Параллельно с точным воспроизведением образа поющего гондольера в русской поэзии возникают различные его ответвления и трансформации, в которых есть гондольер, есть и упоминание о песне, но они не сливаются, а существуют рядом друг с другом, как в «Баркароле» (1850) Л. Мея или «Венеции» А. Апухтина.
Вопрос о том, кем из трех переводчиков элегии А. Шенье была дарована образу гондольера действенная творческая энергия, звучит почти риторически. И. Козлов и В. Туманский уже в 30-х годах перестали быть фигурами сколько-нибудь значимыми для русской поэзии. Их переводы, выдержанные в условной романтической манере, не оставляют по себе сильного впечатления. Другое дело пушкинский перевод, который имеет свое лицо не только по причине блестящего дара поэта, но и в силу духовной адекватности подлинника переводчику, о чем мы говорили выше. И дело не в том, вспоминали или нет о Пушкине последующие авторы русской литературной венецианы, рисуя своих гондольеров, но в том, что воссозданный Пушкиным образ продолжал жить независимо от чьего-либо субъективного осознания уже в метаобразной сфере.
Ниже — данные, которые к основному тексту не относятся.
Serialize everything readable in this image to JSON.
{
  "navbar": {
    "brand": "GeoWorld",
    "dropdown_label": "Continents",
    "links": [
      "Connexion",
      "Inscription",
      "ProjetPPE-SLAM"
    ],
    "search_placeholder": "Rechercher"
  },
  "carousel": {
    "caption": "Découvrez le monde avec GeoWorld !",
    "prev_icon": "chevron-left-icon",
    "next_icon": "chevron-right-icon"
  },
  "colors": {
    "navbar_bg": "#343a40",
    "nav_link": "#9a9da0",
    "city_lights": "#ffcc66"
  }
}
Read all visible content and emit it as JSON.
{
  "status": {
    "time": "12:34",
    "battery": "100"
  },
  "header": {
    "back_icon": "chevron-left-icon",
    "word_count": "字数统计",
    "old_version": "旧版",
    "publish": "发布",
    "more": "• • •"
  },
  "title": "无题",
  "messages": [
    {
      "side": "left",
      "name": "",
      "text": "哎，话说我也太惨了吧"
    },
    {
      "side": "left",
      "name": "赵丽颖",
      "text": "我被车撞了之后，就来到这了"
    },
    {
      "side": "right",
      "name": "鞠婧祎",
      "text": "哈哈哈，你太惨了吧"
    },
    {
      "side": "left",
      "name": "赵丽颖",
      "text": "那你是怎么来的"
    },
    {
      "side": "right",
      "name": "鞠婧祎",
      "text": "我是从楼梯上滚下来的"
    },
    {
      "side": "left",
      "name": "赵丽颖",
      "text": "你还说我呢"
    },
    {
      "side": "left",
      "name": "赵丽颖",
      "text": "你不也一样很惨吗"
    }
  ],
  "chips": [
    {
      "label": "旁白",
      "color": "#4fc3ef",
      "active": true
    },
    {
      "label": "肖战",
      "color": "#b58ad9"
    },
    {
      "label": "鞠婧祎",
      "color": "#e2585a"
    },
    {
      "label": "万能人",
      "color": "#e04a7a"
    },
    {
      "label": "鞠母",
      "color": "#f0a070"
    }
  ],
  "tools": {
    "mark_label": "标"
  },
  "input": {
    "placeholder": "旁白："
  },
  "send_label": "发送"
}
Разумеется, в плане интертекстовых связей можно искать корни данного образа у К. Гольдони или И. В. Гёте, наконец, у того же А. Шенье, но внутри венецианского текста русской литературы у его поэтической колыбели стоит прежде всего Пушкин.
Иная и вместе с тем сходная волна пушкинского поэтического эха в русской поэзии была порождена незавершенным стихотворным фрагментом:
Ночь тиха, в небесном поле
Светит Веспер золотой.
Старый дож плывет в гондоле
С догарессой молодой.
Воздух полн дыханьем лавра.
Дремлют флаги бучентавра.
Море темное молчит.
Как и в предыдущем случае, исследователи усматривают здесь ориентацию на уже существовавшие литературные источники, однако речь теперь идет не о переводе, а об оригинальном произведении поэта. Стихотворение это также продолжает активно жить в русской литературной венециане, но уже в совершенно сознательных попытках его продолжения. Л. А. Шейман, говоря о черновике данного отрывка, замечает: «Черновик Пушкина обладает могучей магнетической силой в обоих смыслах определяющего слова — и силой приближения, и силой внушения, суггестирующей. Текст этот дважды был утерян и дважды воскресал. И он неизменно влек к себе не только пушкинистов, но и поэтов, и критиков, и дилетантов-мистификаторов, и, конечно же, читателей-пушкинолюбов»[236].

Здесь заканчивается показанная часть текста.